Arm is committed to deliver the initial contribution. We would love to collaborate with people and companies who have aspirations in this space. Please comment below with any feedback to this proposal and any ways you would like to contribute.


I’m very interest in this work and also want to contribute. we have exp. of using tvm.

about PointPillars models, did you try quantization and pruning the pretrainded model? and what’s your inference target device?

I am interested as well.

Nice to meet you. I’m yukihiro from TierIV.
I’m very interest in this work.

We recently had a proposal from TierIV for a new architecture for Autoware.
The following table shows the proposed new architecture, which is currently all unified to TensorRT. However, we are not proposing to use TensorRT for inference in the architecture proposal, so I thought I’d have to think about this a bit more.
You’re right that TensorRT is tied to NVIDIA’s license, which is against OSS policy, so I think TVM is a very good option!

Empirically lidar_apollo_instance_segmentation is more accurate than lidar_point_pillars, so what do you think about working from lidar_apollo_instance_segmentation?
Now we are working on lidar_apollo_instance_segmentation for transfer learning and fine tuning, and it would be great to be able to work with this activity.

Node File Format Inderence Engine
lidar_apollo_instance_segmentation caffe TensorRT
tensorrt_yolo3 caffe TensorRT
traffic_light_fine_detector onnx TensorRT
1 Like

Hi Cheng,

I compiled the models from with optimisation level 3. That should include pruning by default.

I have not tried quantisation but I have heard people running into problems when quantizing PointPillars. Maybe the feature extraction bit have special operators, but the detection bit should be well understood and easily quantized.

That is great. I think once we put most of the TVM infrastructure code in place, then it would be a small change to swap pointspilars for apollo_instance_segmentation.

The main reason that I chose the pointspilars node is that it is more straightforward to obtain the trained weights that TiverIV already open-sourced. And pointspilars is a well-known model architecture which a lot of online tutorials and helper code. This will enable us to get something working more quickly as a proof of concept. Then when we come to implementation of autoware.core, we can look at accuracy.
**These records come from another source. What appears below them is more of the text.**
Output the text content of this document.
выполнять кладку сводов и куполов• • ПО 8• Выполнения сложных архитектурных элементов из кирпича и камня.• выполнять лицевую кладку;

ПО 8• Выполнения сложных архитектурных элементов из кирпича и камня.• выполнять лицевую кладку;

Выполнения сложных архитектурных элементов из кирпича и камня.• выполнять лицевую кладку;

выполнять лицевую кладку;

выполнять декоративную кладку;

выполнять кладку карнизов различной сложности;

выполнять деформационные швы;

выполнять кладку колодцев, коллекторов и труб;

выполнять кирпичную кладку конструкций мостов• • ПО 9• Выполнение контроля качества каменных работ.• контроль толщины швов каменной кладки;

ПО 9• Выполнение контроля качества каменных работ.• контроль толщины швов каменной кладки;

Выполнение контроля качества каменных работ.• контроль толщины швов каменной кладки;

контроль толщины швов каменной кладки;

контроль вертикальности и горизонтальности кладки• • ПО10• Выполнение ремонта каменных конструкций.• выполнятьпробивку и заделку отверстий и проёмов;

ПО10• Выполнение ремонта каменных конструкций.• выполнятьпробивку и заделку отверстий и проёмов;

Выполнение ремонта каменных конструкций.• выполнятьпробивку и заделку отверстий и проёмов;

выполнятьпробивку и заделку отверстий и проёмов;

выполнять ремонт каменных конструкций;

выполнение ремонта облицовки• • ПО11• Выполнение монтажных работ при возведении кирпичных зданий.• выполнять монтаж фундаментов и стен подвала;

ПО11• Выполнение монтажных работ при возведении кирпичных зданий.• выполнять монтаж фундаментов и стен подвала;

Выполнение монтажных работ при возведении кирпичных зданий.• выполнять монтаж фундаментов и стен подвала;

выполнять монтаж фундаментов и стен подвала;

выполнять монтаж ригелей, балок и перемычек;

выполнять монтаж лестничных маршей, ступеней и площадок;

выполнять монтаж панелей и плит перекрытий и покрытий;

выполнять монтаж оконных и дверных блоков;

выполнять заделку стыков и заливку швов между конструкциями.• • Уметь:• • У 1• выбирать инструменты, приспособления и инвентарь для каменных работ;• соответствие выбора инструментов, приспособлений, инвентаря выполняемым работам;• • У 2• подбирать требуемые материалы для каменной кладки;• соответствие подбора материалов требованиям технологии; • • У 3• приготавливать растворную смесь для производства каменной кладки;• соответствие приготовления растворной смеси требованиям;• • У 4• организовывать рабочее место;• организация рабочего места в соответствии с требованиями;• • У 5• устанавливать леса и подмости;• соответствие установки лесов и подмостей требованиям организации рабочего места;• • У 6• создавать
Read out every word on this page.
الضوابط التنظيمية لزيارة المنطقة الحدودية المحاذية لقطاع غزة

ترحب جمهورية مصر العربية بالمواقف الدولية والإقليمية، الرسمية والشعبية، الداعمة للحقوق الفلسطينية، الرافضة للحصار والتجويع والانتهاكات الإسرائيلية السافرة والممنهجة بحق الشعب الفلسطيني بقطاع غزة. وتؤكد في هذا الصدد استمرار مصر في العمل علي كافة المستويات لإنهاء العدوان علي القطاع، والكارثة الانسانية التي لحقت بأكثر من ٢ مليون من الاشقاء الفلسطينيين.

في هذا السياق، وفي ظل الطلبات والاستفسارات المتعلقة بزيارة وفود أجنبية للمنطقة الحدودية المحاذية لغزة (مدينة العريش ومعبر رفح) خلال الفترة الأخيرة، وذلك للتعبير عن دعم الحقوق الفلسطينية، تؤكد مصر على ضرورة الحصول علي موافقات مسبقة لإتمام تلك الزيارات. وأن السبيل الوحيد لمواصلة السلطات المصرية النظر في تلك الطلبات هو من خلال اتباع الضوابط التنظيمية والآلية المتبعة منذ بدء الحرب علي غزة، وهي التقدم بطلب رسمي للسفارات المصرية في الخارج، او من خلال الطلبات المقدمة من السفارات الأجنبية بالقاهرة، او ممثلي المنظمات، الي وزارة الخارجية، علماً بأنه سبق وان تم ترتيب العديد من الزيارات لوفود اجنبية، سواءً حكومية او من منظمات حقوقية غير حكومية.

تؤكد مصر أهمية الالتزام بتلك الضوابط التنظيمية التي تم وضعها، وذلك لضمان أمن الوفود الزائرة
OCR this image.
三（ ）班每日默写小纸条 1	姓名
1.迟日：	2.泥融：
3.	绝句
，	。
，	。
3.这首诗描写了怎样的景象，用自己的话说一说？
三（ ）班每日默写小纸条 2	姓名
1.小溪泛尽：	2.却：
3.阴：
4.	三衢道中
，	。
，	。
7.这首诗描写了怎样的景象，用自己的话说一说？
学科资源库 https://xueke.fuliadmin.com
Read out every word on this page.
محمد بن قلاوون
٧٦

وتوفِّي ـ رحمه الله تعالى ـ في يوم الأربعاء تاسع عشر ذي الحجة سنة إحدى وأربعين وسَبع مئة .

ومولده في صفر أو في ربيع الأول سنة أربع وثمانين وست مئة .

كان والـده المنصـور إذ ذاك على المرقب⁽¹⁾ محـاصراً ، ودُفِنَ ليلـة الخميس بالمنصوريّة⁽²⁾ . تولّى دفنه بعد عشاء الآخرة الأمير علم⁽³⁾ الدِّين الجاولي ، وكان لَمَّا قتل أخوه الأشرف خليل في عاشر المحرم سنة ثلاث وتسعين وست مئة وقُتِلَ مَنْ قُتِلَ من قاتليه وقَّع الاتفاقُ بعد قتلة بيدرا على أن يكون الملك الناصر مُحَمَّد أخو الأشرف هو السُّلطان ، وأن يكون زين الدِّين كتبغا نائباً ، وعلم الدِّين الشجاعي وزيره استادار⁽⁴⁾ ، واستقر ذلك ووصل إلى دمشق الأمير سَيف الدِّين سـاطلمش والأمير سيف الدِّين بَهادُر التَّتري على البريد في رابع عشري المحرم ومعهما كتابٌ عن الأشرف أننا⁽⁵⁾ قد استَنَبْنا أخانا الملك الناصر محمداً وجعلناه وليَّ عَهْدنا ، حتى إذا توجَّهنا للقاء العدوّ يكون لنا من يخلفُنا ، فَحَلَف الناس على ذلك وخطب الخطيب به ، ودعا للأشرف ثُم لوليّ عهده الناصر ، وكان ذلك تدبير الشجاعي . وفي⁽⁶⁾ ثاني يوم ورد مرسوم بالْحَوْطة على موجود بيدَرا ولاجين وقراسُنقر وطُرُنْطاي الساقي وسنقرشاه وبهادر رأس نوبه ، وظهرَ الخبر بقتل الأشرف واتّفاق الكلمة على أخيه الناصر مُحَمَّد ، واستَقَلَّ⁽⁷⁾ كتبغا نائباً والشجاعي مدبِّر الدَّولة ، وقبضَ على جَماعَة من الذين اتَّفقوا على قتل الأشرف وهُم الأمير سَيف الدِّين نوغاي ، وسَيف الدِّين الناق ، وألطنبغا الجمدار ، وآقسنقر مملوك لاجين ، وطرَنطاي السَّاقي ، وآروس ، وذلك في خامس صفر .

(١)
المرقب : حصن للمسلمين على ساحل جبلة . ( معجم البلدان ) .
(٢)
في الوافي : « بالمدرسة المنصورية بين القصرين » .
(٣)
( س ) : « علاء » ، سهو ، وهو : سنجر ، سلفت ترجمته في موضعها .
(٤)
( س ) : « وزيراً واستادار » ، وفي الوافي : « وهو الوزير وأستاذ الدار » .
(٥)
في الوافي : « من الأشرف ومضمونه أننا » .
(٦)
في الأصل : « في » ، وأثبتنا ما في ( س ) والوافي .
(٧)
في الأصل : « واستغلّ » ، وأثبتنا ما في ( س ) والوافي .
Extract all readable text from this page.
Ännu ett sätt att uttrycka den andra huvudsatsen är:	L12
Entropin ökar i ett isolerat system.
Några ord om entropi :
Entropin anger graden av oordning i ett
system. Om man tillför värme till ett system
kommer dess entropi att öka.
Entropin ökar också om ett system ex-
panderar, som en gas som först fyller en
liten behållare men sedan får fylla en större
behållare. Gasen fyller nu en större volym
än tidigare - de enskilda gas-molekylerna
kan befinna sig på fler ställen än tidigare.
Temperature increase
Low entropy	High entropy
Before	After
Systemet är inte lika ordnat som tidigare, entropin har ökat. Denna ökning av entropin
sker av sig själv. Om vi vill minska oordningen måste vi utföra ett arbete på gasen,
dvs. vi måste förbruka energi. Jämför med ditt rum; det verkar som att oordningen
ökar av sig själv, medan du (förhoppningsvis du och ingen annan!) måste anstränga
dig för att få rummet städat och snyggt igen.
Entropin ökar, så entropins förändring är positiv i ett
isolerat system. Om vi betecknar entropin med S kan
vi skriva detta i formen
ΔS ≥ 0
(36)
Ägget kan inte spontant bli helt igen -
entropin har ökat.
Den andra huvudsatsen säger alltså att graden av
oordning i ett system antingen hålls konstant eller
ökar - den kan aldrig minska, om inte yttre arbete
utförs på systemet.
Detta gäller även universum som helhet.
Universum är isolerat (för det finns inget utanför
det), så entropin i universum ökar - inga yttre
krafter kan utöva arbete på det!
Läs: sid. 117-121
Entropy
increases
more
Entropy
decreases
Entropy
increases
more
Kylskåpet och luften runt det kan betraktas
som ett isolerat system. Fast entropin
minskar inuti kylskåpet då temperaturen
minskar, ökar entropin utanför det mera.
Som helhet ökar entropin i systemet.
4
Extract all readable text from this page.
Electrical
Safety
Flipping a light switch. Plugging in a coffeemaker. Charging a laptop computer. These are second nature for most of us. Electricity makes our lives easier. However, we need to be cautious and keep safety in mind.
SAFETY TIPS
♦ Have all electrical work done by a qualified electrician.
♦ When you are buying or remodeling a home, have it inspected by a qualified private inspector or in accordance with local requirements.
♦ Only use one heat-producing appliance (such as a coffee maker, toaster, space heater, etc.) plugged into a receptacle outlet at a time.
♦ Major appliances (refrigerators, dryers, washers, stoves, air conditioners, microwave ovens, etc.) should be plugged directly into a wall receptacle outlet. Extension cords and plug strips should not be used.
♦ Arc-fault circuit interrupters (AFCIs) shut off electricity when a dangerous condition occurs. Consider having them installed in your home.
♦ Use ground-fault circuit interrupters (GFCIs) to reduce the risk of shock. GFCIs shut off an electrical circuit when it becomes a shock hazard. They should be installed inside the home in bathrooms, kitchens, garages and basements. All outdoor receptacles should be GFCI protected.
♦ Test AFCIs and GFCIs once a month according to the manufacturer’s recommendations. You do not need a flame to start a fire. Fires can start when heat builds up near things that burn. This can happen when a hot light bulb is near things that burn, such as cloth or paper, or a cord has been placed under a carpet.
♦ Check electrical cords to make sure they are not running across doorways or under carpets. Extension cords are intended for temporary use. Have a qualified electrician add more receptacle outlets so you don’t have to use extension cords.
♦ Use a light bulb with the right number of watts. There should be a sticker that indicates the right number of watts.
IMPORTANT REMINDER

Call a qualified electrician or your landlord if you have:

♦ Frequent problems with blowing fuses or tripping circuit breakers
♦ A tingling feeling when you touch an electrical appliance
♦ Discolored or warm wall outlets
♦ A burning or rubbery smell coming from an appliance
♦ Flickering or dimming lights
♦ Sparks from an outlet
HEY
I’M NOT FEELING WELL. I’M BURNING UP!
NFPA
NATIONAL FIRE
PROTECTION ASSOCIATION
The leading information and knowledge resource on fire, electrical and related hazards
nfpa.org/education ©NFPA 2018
apollo_instance_segmentation, on the other hand, is slightly more opague, I cannot find too much information on it. It is great that you are working on transfer learning and fine-tuning, this knowledge would be great to contribute to model zoo, to enable other people to use it for their own data. I think we can collaborate on that first.

Hi, i am suchang from Autocore. As discussed at the meeting last week, we are now doing pointpillar model training, and we would like to provide trained models to the model zoo, related docker image,document to help autoware users with pointpillar training in the future. As you mentioned, various frameworks cost high extra effort for users to learn . So i am really looking forward to seeing the inference code using tvm. :grinning:

Hi Su Chang,

Thank you very much for the work. I think the work on training is going to be instrumental in the end to end ML story for Autoware.